En marzo de 2002 siendo un diacono recién ordenado, tuve noticia de los dolorosos hechos acaecidos en Estados Unidos, principalmente en Boston, tristemente protagonizados por sacerdotes. No se si era ingenuidad o crasa ignorancia, pero hasta ese momento no se me había ocurrido que aquello pudiese suceder. Años antes, como todo mundo, me enteré del funesto caso de pedofilia verificado en Bélgica, y que tenía por protagonista a un pastor protestante. Aquello había sido como destapar una cloaca que todavía sigue abierta y de la que aún queda mucho por limpiar. En contrapartida, entre ambos sucesos seguí en las noticias italianas –ahí vivía entonces- los avatares de un sacerdote, fundador de una asociación llamada “Arcobaleno” (arco iris), que buscaba desenmascarar distintas redes de pedofilia difundidas por Internet, y que sufrió debido a ello multitud de amenazas anónimas, hasta el punto de suspender la asociación.

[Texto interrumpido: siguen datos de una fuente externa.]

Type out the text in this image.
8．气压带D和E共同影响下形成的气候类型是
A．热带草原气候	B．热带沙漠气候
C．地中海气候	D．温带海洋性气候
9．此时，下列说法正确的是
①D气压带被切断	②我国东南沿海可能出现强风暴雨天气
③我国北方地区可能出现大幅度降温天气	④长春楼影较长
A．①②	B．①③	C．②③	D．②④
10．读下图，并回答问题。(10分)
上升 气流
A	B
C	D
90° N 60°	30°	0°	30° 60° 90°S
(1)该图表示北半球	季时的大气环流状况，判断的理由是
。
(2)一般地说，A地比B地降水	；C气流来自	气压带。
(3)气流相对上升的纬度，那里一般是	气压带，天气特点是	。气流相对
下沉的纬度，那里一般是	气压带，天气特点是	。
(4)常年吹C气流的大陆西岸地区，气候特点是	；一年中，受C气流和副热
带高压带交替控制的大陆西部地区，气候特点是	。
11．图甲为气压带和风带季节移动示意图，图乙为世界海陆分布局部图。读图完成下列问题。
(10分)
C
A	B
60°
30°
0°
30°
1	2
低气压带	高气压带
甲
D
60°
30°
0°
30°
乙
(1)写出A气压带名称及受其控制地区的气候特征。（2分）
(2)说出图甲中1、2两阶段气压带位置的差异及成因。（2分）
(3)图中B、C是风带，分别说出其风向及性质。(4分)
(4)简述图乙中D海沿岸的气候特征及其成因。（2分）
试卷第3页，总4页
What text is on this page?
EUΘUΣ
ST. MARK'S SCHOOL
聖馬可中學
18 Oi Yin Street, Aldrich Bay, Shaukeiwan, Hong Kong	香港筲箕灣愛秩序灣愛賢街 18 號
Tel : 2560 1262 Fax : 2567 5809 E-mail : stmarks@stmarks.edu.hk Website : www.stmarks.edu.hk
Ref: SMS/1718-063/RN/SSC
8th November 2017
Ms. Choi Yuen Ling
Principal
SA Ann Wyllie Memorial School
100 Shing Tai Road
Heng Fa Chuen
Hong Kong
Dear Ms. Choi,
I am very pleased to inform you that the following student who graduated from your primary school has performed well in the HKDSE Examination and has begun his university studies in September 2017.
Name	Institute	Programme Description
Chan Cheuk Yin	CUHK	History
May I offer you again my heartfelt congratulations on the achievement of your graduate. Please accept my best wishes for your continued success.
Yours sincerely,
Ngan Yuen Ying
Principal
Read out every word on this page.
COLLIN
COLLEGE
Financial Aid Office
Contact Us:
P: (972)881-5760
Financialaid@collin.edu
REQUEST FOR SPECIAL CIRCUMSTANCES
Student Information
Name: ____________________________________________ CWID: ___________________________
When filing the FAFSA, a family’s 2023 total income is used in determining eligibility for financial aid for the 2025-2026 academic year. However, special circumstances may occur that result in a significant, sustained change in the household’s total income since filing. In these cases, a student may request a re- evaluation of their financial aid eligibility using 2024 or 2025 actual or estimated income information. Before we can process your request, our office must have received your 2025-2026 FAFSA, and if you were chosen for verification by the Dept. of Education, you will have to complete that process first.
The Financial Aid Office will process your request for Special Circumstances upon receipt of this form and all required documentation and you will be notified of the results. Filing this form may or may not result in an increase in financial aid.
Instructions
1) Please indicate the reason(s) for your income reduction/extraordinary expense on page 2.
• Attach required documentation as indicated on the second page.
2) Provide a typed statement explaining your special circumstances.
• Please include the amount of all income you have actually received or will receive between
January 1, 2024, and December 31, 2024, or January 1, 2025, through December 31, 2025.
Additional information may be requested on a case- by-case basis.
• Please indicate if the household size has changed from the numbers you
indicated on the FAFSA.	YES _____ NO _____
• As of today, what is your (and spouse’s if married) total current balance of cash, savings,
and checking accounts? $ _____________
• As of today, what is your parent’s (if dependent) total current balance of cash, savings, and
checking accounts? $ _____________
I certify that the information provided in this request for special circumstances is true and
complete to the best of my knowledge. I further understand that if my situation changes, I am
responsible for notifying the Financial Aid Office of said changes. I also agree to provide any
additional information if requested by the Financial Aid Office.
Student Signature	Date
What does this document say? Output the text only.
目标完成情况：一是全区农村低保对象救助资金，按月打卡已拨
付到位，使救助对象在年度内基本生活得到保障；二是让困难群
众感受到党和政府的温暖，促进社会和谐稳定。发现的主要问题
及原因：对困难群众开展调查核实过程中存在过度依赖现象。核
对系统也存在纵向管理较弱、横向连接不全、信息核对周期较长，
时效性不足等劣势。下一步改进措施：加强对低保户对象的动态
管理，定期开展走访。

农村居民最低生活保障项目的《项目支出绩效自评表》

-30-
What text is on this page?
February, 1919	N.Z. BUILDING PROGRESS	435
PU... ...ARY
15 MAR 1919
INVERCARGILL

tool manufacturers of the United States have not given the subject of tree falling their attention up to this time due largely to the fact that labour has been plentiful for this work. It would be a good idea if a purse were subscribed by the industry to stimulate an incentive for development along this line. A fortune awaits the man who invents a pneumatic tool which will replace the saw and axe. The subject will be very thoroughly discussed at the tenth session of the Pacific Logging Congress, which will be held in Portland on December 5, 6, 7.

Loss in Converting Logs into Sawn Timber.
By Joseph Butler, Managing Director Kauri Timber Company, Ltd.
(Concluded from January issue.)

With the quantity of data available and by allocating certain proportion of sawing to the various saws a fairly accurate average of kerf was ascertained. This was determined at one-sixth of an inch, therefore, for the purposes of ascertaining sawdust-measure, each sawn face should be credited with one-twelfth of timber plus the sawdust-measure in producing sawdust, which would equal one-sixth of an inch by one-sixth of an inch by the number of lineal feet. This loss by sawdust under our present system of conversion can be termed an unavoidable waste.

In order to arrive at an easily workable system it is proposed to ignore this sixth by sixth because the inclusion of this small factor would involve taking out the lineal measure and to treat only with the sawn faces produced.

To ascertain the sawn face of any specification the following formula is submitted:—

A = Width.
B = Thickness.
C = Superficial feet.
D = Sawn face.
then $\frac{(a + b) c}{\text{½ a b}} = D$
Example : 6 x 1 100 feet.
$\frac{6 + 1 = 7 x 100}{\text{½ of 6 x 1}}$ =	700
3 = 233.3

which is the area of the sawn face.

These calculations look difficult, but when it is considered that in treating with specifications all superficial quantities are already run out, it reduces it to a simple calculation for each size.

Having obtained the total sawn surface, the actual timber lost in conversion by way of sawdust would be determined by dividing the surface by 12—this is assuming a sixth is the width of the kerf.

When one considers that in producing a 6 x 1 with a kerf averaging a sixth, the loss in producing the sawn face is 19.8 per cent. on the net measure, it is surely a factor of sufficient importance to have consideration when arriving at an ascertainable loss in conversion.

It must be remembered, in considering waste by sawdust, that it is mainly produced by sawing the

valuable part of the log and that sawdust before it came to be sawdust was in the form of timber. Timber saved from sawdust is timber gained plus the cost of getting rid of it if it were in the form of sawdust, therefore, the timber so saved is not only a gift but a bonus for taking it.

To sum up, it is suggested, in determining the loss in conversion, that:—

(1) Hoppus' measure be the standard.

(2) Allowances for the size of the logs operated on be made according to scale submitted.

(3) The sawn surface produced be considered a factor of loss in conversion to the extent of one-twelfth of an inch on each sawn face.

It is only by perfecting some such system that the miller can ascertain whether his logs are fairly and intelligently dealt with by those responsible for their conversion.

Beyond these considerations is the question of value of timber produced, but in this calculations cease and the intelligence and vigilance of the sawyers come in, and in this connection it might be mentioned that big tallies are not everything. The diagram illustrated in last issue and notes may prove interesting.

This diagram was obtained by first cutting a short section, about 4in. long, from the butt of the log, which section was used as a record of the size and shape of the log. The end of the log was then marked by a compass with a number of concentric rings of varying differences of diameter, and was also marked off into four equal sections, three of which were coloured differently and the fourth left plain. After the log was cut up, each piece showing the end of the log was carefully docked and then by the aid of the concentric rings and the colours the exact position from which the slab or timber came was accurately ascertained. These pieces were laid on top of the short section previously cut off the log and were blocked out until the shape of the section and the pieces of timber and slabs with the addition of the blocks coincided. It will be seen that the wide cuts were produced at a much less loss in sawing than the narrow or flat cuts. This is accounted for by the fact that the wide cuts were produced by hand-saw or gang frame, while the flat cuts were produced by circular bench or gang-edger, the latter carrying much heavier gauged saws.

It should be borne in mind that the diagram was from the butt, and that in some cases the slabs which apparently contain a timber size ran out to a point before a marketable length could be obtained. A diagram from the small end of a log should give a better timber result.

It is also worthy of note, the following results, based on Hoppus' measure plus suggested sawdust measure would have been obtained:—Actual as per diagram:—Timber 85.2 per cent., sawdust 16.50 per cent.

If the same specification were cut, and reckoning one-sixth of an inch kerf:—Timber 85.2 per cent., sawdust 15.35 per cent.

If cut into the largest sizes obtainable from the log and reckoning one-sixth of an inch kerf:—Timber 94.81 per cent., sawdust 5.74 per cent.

No se me había ocurrido que un sacerdote pudiera cometer semejante crimen, y por ello, al aprestarme para llegar a serlo, fue muy oportuno que descubriera que esa triste posibilidad existía. Tras el shock inicial y al ver las proporciones que aquello tomaba, no quedaba otro camino que cuestionarse ¿cómo era posible eso?, ¿por qué sucedía? Y más importante aún, ¿qué debía hacerse?
No pretendo proporcionar un estudio psicológico ni estadístico de los diferentes casos; los he visto, pero considero que no es ir a la raíz del problema. En los hechos verificados por ejemplo en E.U., la inmensa mayoría de los sacerdotes reincidentes fueron ordenados en una época muy determinada –los años 70s-, caracterizada por la ambigüedad existente en la enseñanza moral de los seminarios. Era la época del “disenso” donde algunos teólogos se sentían con la autoridad para ejercer una especie de “magisterio paralelo” y rechazar públicamente, amparados en su conciencia, y haciendo alarde de irresponsabilidad y orgullo simultáneamente, las enseñanzas del Papa.
Multitud de factores se dieron cita para agravar el problema. Para mi sorpresa no se trataba de una novedad: basta estudiar historia de la Iglesia o los cánones de los concilios, para darse cuenta de que siempre ha sido una lucha, que ha conocido momentos álgidos, por la probidad de vida en los ministros de Dios. Sin embargo el modo de afrontar el problema en un primer momento, probablemente no fue el más acertado dentro del contexto globalizado en el que vivimos. Con frecuencia los obispos se encontraban entre la espada y la pared: defender o denunciar; castigar o corregir; rehabilitar o rechazar…, no siempre era fácil saber cómo debía tratarse el problema.
Aunado a lo anterior estaba una clara intención denigratoria, una estudiada campaña difamatoria que buscaba minar el prestigio moral de que goza la Iglesia Católica descalificando a su jerarquía. La manera fue sencilla, bastó hacer del escándalo negocio para que como hongos aparecieran muchedumbres dispuestas a denunciar y otros tantos a defender, no se sabe si con la esperanza de hacer justicia, difamar o ganar dinero. Al ventilar inmoderadamente todo tipo de narraciones morbosas no suficientemente verificadas, lo único que pululaba era la sospecha, “la duda” como se tituló incluso una conocida obra de teatro.
¿Por qué sucedió todo esto? Sería presuntuoso responder a esa pregunta de modo taxativo. Pienso sin embargo que se trata de un proceso de purificación. El Señor es muy claro en el evangelio: “la verdad os hará libres”. Aborrece el Señor de la hipocresía, la falsedad, las dobles caras, la simulación; pienso que ha querido purgarnos de eso y santificar a sus ministros, para que se den cuenta de que están puestos “en el candelero” para dar luz y no sombras. Es por ello positivo que se haga justicia, que se esclarezca la verdad, pero eso debe hacerse con caridad: sin afán de revancha, sin odio, respetando la dignidad de la persona, no dando por culpable al que no se le ha demostrado, respetando la intimidad de víctimas y victimarios sin regodearse en hechos lamentables que se usan como armas de escándalo, como medios de publicidad.
Lo más importante: ¿qué hacer? Lo que está haciendo el Papa. Impulsar a toda la Iglesia para que “crezca para adentro”, por ejemplo con el “Año Sacerdotal”. Cada nueva primavera de la Iglesia se caracteriza por una vuelta a sus raíces, a sus orígenes, a lo esencial y esto no es otra cosa que la unión en la oración. Así estaba reunida la Iglesia naciente en torno a María en el Cenáculo de Jerusalén. Así debe estar ahora, en torno al Papa: unida, en oración, pidiendo por sus sacerdotes, para que sean santos, para que sean más. Como diría San Josemaría: “¿queréis ser más?..., sed mejores”.